Geniş Perspektiften Değerlendirme
1. Sosyolojik Boyut: Para ve güç, bireyin sosyal statüsünü değiştirir. İnsanlar güç sahibi olanları ya da zenginleri daha fazla dikkate alır ve bu, kişinin özgüvenini artırır. Ancak bu özgüven, kibirle yer değiştirdiğinde, kişinin sosyal ilişkilerini zedeler.
2. Psikolojik Boyut: Para ve güç, bireyin kendi değer algısını değiştirir. Bu durum, kişinin özsaygısının doğal kaynaklardan (örneğin, ahlaki değerlerden) koparak dışsal kaynaklara (örneğin, maddi zenginlik ya da otoriteye) bağlanmasına neden olur. Bu da içsel çatışmalara yol açabilir.
3. Ahlaki Boyut: Güç ve para, ahlaki sınavlardır. İnsanın zenginliğe ya da otoriteye eriştiğinde, daha önce eleştirdiği davranışlara düşmesi, kendi değer sisteminin tutarlılığını sorgulamasına yol açar. Bu nedenle, kişinin gücünü ve parasını nasıl kullandığı, onun ahlaki olgunluğunun en önemli göstergesidir.
4. Dini Perspektif: İslam’da ve diğer birçok dinde, güç ve para büyük birer imtihan olarak görülür. İslam’da Hz. Muhammed’in (sav) şu hadisi bu durumu çok iyi özetler: “İnsanın ayakları kıyamet günü şu dört soruya cevap vermedikçe yerinden ayrılamaz: Ömrünü nasıl geçirdiği, ilmiyle ne yaptığı, malını nereden kazanıp nereye harcadığı ve bedenini nerede yıprattığı.”

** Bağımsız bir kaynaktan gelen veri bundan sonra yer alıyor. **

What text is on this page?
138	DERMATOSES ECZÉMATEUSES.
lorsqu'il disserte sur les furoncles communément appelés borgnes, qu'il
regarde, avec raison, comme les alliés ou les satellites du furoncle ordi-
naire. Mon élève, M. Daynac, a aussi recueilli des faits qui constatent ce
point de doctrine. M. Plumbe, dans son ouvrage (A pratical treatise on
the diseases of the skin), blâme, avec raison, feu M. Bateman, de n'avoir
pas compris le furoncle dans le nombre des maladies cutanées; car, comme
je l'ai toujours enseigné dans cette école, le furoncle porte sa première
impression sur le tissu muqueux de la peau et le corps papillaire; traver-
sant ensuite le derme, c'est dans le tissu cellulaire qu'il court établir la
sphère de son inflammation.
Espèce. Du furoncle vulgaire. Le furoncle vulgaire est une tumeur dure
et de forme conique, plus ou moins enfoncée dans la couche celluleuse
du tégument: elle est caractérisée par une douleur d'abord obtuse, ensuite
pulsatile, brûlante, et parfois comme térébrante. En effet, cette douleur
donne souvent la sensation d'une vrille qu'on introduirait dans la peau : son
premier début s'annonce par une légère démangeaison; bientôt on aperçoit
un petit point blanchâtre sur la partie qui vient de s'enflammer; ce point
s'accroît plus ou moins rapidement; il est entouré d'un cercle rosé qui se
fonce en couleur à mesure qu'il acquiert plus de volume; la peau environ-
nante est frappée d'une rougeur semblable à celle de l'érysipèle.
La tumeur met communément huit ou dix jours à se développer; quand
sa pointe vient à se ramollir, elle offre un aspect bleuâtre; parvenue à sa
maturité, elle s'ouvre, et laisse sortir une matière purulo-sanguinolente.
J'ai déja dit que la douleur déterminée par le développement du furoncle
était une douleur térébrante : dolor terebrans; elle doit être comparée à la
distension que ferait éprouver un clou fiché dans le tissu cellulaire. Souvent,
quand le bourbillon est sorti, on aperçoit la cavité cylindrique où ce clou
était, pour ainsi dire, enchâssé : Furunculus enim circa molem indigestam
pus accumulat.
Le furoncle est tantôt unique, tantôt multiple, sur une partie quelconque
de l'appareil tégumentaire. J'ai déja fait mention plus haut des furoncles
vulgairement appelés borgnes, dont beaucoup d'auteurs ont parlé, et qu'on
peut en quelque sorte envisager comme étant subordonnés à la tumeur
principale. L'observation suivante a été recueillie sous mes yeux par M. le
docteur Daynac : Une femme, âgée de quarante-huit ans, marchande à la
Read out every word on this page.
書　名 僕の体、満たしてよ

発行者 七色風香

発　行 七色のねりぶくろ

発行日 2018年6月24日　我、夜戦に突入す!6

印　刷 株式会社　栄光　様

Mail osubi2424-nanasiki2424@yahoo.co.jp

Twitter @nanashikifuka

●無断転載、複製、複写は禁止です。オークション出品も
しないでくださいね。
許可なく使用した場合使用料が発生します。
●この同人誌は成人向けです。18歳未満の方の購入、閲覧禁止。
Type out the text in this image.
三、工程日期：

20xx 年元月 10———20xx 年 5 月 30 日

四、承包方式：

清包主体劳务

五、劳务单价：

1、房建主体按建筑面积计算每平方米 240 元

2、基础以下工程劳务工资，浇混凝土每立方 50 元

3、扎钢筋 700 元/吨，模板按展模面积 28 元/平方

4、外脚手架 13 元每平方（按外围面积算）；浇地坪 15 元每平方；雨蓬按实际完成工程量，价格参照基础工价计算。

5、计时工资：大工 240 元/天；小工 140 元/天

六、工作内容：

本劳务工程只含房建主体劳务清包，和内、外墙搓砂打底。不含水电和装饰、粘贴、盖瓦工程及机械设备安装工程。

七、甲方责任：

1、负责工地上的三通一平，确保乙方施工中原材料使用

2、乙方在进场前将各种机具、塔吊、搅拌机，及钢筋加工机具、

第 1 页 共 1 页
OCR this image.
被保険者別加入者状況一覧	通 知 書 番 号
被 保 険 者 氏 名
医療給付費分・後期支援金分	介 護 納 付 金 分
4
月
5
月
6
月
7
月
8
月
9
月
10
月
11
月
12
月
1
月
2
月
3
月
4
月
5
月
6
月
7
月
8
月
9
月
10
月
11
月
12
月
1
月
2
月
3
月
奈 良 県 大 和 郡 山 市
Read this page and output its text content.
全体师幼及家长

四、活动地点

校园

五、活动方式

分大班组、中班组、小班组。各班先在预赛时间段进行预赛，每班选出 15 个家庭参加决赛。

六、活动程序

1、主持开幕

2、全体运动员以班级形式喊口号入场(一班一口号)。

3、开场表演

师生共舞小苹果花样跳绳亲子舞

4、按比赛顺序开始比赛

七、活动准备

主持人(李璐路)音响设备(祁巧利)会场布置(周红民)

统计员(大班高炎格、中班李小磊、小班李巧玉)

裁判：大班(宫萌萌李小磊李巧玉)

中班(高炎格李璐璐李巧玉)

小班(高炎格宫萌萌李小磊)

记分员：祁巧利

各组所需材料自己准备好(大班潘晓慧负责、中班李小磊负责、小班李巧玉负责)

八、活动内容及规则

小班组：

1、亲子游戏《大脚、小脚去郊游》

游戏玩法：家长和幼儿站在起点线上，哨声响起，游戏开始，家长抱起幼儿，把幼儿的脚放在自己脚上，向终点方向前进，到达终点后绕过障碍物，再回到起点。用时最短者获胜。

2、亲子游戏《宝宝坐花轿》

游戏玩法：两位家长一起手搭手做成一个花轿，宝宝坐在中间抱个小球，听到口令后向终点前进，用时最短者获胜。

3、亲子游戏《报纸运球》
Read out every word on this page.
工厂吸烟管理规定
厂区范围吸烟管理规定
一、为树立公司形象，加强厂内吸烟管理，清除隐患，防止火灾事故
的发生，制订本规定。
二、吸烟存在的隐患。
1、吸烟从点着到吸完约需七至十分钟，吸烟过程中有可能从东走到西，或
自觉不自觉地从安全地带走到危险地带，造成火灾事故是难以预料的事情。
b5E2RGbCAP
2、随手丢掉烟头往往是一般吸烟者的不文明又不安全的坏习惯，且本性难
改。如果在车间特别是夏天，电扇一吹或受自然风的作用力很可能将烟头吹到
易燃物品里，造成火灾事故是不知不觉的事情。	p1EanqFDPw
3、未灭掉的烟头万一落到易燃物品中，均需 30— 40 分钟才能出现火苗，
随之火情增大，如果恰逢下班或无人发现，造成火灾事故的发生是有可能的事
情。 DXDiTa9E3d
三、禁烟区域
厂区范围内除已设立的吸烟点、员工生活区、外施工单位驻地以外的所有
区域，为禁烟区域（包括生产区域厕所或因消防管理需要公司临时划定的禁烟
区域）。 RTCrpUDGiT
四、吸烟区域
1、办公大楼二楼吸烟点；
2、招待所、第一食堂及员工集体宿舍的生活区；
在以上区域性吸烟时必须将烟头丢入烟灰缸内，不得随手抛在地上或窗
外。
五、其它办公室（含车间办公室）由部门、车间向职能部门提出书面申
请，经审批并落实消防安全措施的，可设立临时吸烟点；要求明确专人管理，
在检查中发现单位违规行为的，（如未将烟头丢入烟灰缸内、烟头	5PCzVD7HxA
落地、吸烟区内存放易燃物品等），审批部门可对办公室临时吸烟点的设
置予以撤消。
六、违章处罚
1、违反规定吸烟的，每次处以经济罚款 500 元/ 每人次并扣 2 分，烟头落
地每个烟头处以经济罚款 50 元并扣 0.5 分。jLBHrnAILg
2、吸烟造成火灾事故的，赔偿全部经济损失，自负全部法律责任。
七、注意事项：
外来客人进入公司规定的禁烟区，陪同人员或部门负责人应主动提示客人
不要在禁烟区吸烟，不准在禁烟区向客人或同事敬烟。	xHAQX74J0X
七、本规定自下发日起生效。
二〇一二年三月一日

Sonuç olarak, güç ve para karşısında insanın değişimi, hem bireysel hem de toplumsal bir gerçektir. Bu değişim, kişinin karakterindeki zaafları ortaya çıkarırken, aynı zamanda kişinin kendi benliğiyle yüzleşmesine de vesile olabilir. Asıl önemli olan, bu tür durumlara düşmeden önce kendimizi bu imtihana hazırlamak ve ahlakî değerlerimize sıkı sıkıya bağlı kalmaktır. Öyle ki, sınanmadığımız bir konuda hüküm vermek yerine, “Allah beni böyle bir sınavdan geçirmesin” diyerek tevazu göstermeliyiz.